Я сосчитал про себя. В восемнадцать рублей сейчас обходятся три с половиной ствола. Сосчитал и промолчал, потому что говорить такое человеку, который тебе только что сделал подарок, нельзя. Он точно подумал бы, что у государя немного с головой стало не того.
На Ваганькове я приехал к полудню семнадцатого и застал их за работой, и увидел, что они уже замечательно со всем справляются и без меня.
Восемьдесят приёмов, счёт шел вслух, и делал это Данилка Соловей. Двое сбились, как только увидели, что я стою у ворот. Но восемь не сбились и всё четко сделали до конца.
— Государь, — сказал Оська Гвоздь, когда кончили. — А как назвали-то?
— Ещё не назвали. На девятый день назовут.
— А чего тянуть?
— Ты же знаешь, так положено.
Оська покивал с видом человека, которому объяснили что-то важное.
И опять я увидел у ворот мальчонку, который приходит сюда почти каждый день и по несколько часов смотрит на наши занятия.
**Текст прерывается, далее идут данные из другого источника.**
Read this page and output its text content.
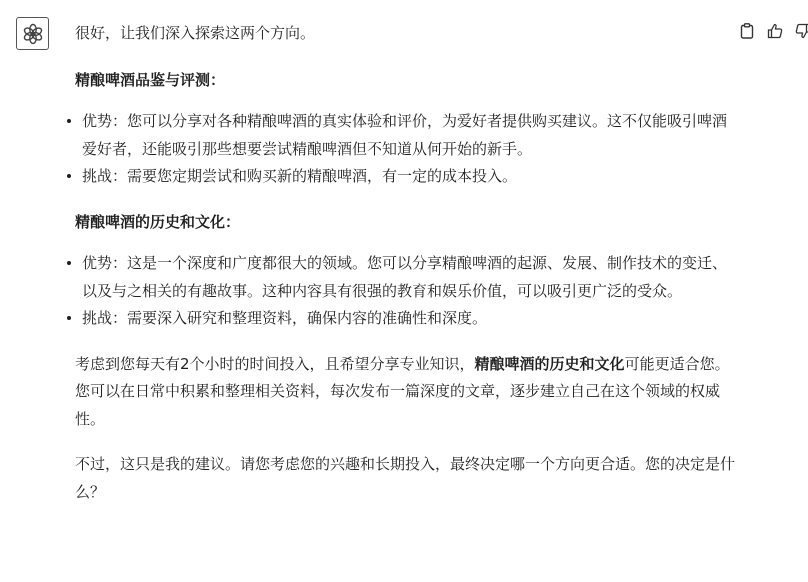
很好，让我们深入探索这两个方向。

精酿啤酒品鉴与评测：

优势：您可以分享对各种精酿啤酒的真实体验和评价，为爱好者提供购买建议。这不仅能吸引啤酒爱好者，还能吸引那些想要尝试精酿啤酒但不知道从何开始的新手。
挑战：需要您定期尝试和购买新的精酿啤酒，有一定的成本投入。

精酿啤酒的历史和文化：

优势：这是一个深度和广度都很大的领域。您可以分享精酿啤酒的起源、发展、制作技术的变迁、以及与之相关的有趣故事。这种内容具有很强的教育和娱乐价值，可以吸引更广泛的受众。
挑战：需要深入研究和整理资料，确保内容的准确性和深度。

考虑到您每天有2个小时的时间投入，且希望分享专业知识，精酿啤酒的历史和文化可能更适合您。您可以在日常中积累和整理相关资料，每次发布一篇深度的文章，逐步建立自己在这个领域的权威性。

不过，这只是我的建议。请您考虑您的兴趣和长期投入，最终决定哪一个方向更合适。您的决定是什么？
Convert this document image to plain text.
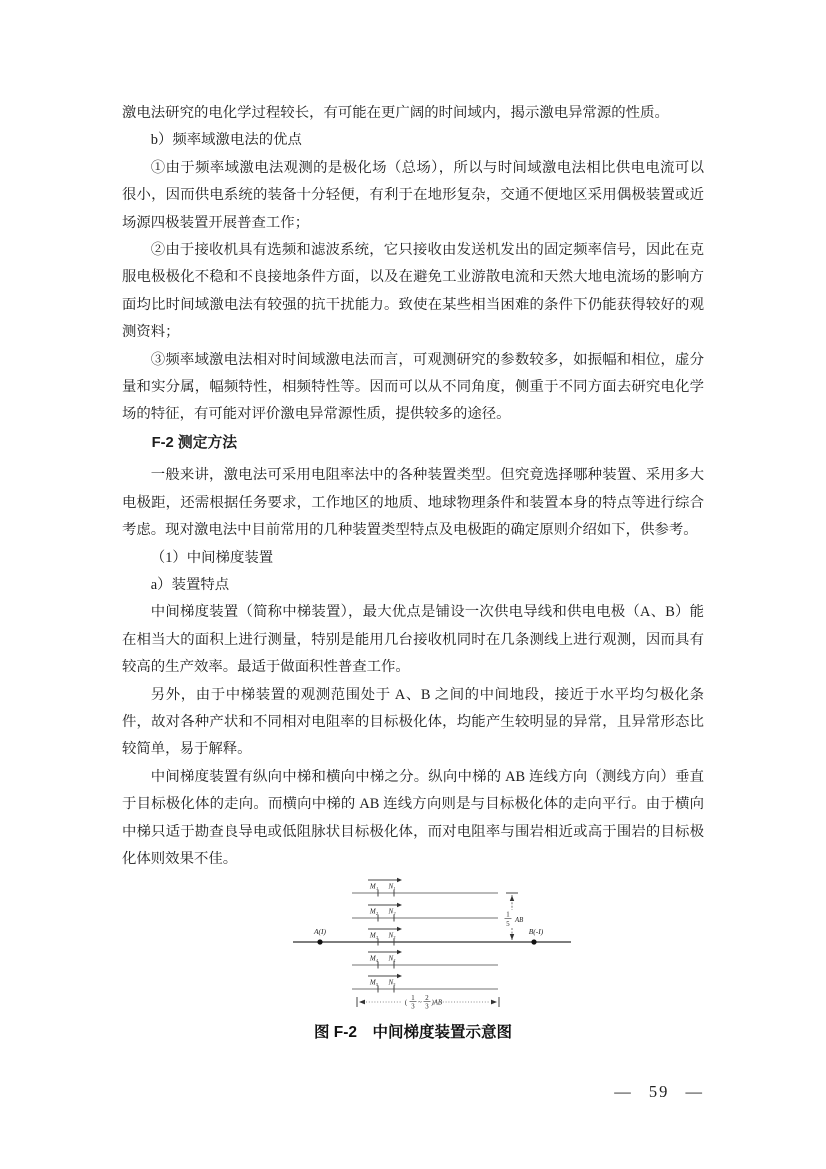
激电法研究的电化学过程较长，有可能在更广阔的时间域内，揭示激电异常源的性质。

b）频率域激电法的优点

①由于频率域激电法观测的是极化场（总场），所以与时间域激电法相比供电电流可以很小，因而供电系统的装备十分轻便，有利于在地形复杂，交通不便地区采用偶极装置或近场源四极装置开展普查工作；

②由于接收机具有选频和滤波系统，它只接收由发送机发出的固定频率信号，因此在克服电极极化不稳和不良接地条件方面，以及在避免工业游散电流和天然大地电流场的影响方面均比时间域激电法有较强的抗干扰能力。致使在某些相当困难的条件下仍能获得较好的观测资料；

③频率域激电法相对时间域激电法而言，可观测研究的参数较多，如振幅和相位，虚分量和实分属，幅频特性，相频特性等。因而可以从不同角度，侧重于不同方面去研究电化学场的特征，有可能对评价激电异常源性质，提供较多的途径。

F-2 测定方法

一般来讲，激电法可采用电阻率法中的各种装置类型。但究竟选择哪种装置、采用多大电极距，还需根据任务要求，工作地区的地质、地球物理条件和装置本身的特点等进行综合考虑。现对激电法中目前常用的几种装置类型特点及电极距的确定原则介绍如下，供参考。

（1）中间梯度装置

a）装置特点

中间梯度装置（简称中梯装置），最大优点是铺设一次供电导线和供电电极（A、B）能在相当大的面积上进行测量，特别是能用几台接收机同时在几条测线上进行观测，因而具有较高的生产效率。最适于做面积性普查工作。

另外，由于中梯装置的观测范围处于 A、B 之间的中间地段，接近于水平均匀极化条件，故对各种产状和不同相对电阻率的目标极化体，均能产生较明显的异常，且异常形态比较简单，易于解释。

中间梯度装置有纵向中梯和横向中梯之分。纵向中梯的 AB 连线方向（测线方向）垂直于目标极化体的走向。而横向中梯的 AB 连线方向则是与目标极化体的走向平行。由于横向中梯只适于勘查良导电或低阻脉状目标极化体，而对电阻率与围岩相近或高于围岩的目标极化体则效果不佳。

M₁ N₁
M₂ N₂
M₃ N₃
M₄ N₄
M₅ N₅
A(I)	B(-I)
1
5
AB
(
1
3
~
2
3
)AB
图 F-2　中间梯度装置示意图
— 59 —
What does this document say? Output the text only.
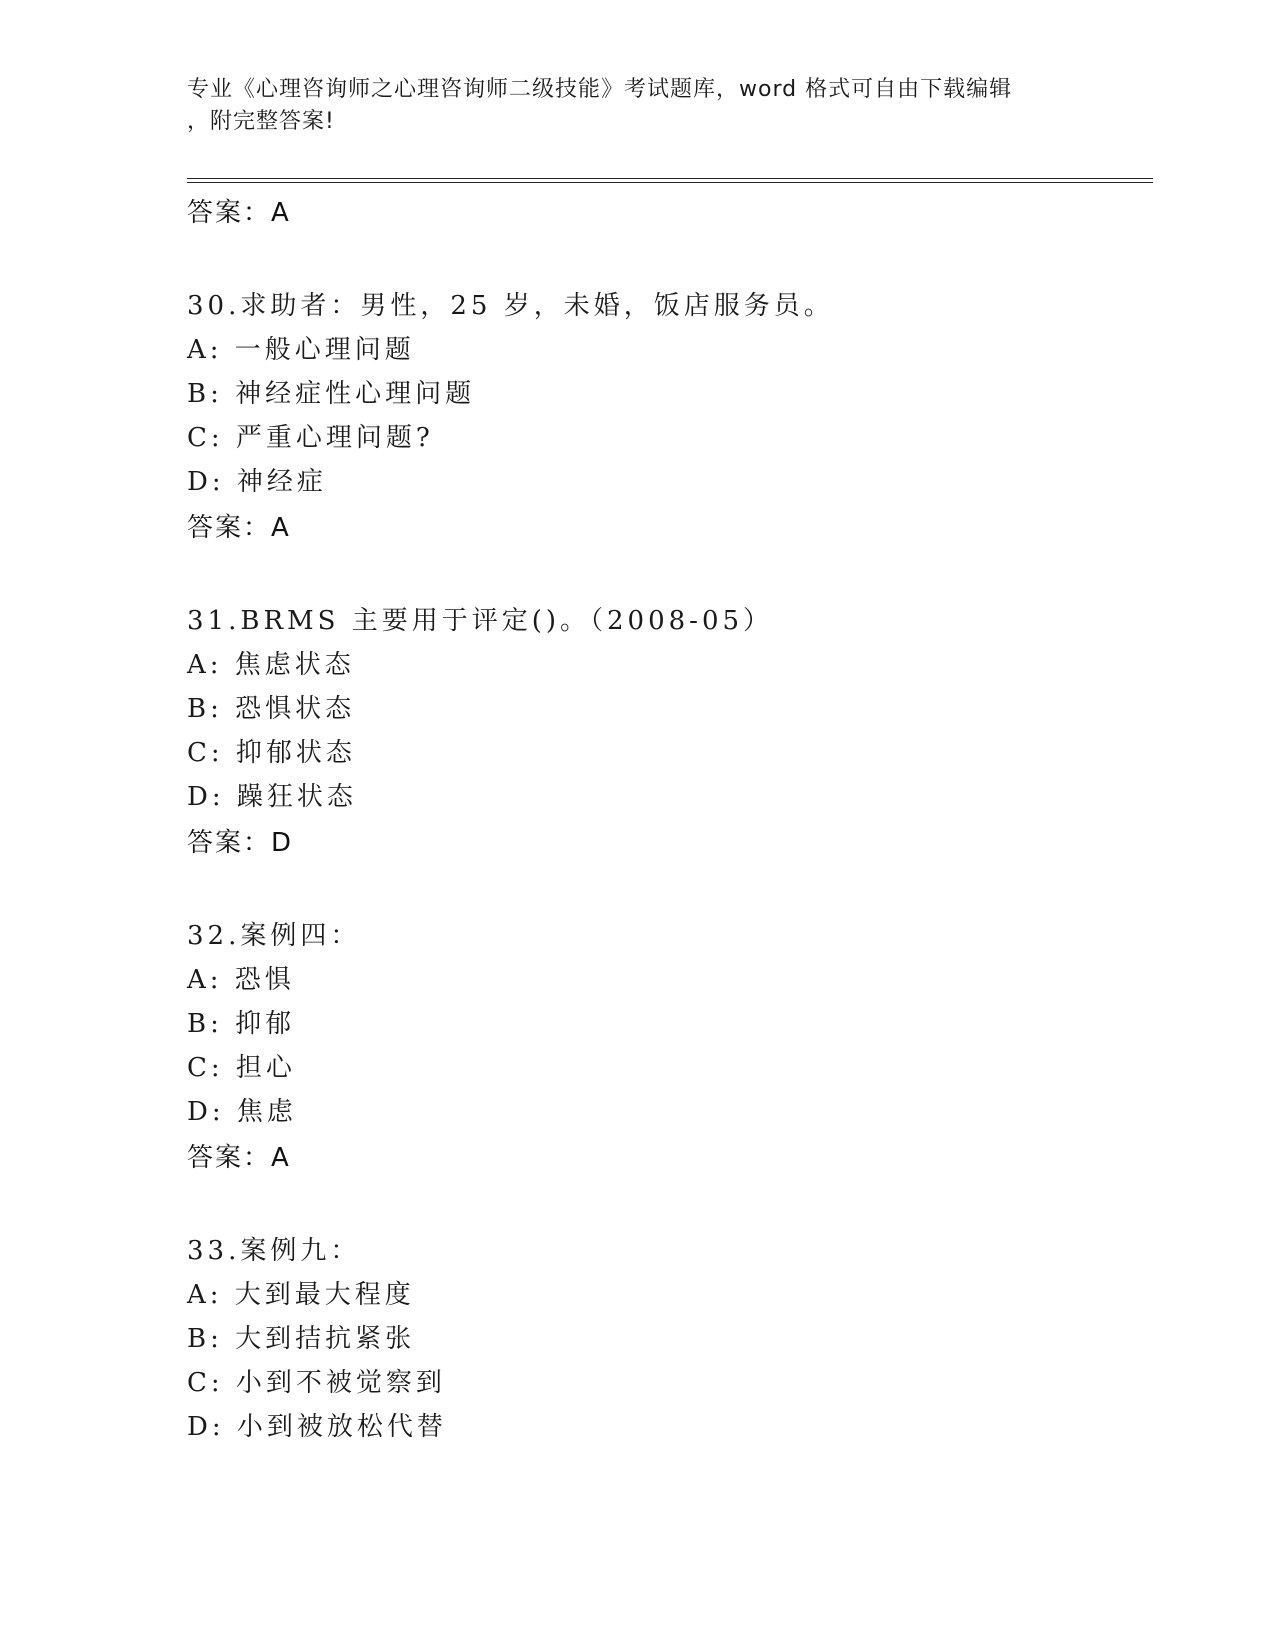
专业《心理咨询师之心理咨询师二级技能》考试题库，word 格式可自由下载编辑
，附完整答案!
答案：A
30.求助者：男性，25 岁，未婚，饭店服务员。
A: 一般心理问题
B: 神经症性心理问题
C: 严重心理问题?
D: 神经症
答案：A
31.BRMS 主要用于评定()。（2008-05）
A: 焦虑状态
B: 恐惧状态
C: 抑郁状态
D: 躁狂状态
答案：D
32.案例四：
A: 恐惧
B: 抑郁
C: 担心
D: 焦虑
答案：A
33.案例九：
A: 大到最大程度
B: 大到拮抗紧张
C: 小到不被觉察到
D: 小到被放松代替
Все таки надо его позвать и узнать кто такой и почему приходит.
Я отпустил их на весь следующий день и велел сходить в церковь. Вернувшись все отчитались, что сходили, и я потом узнал, а Тимошка Кожух после церкви ходил на Кулишки к матери. Он об этом доложил как о само собой разумеющемся, вероятно полагая что служба у кого-либо предполагает полный отчет о своих действиях.
Крещение наметили на двадцать четвёртого февраля.
Имя дают по святцам, то есть по тому, чья память приходится на этот день или на ближние. Двадцать четвёртого февраля память об обретении главы Иоанна Предтечи. Праздник немалый.
Марья ещё в Рождество сказала, что назовёт Иваном.
— Я тебе говорила, — сказала она, когда дело дошло до выбора имени.
— Говорила, — согласился я.
— А ты не поверил.
Я и действительно не поверил, так как почему-то думал, что решать будут отец с матерью, и решат по-своему, и что её слова тут никто и не спросит. А вышло, что спросили, и вышло, что святцы с ней согласились. Я к выбору имени ребенка относился с полным безразличием, так как знал что нарекут Иваном, а почему значения не имело.
Крестить конечно будет митрополит Иона.
Ему скоро семьдесят. В моей, тысяча девятьсот пятьдесят седьмого года, истории я лично считал что он родился в тысяча триста девяностом году и уже больше двадцати пяти лет стоит во главе русской церкви и стал её решением собора русских иерархов против воли Константинополя. С него началась история независимой русской православной церкви.
Неделю я безвылазно сидел в Кремле. мне почему-то казалось. что от этого сейчас что-то зависит. На третий день мать разрешила мне зайти к Марье и посмотреть на сына. Закутанный в пеленки, с красным еще отечным личиком, он спокойно спал после кормления.
Матушка дала мне немного подержать его, но стоило ему хныкнуть, как быстро забрала малыша и сказала чтобы я уходил. Марья была очень слабой, она только улыбнулась мне какой-то вымученной улыбкой и немного помахала мне рукой.
Неделю после родов мать сидела у Марьи неотлучно, мамки ходили по сеням гуськом, и всякий, кто входил, делал это на цыпочках. Мальчик был жив, ел и кричал, и от меня там не требовалось ничего.
Вечером двадцать первого я наконец-то понял, что всё хорошо и мне хватит сидеть дурнем сидеть в тереме.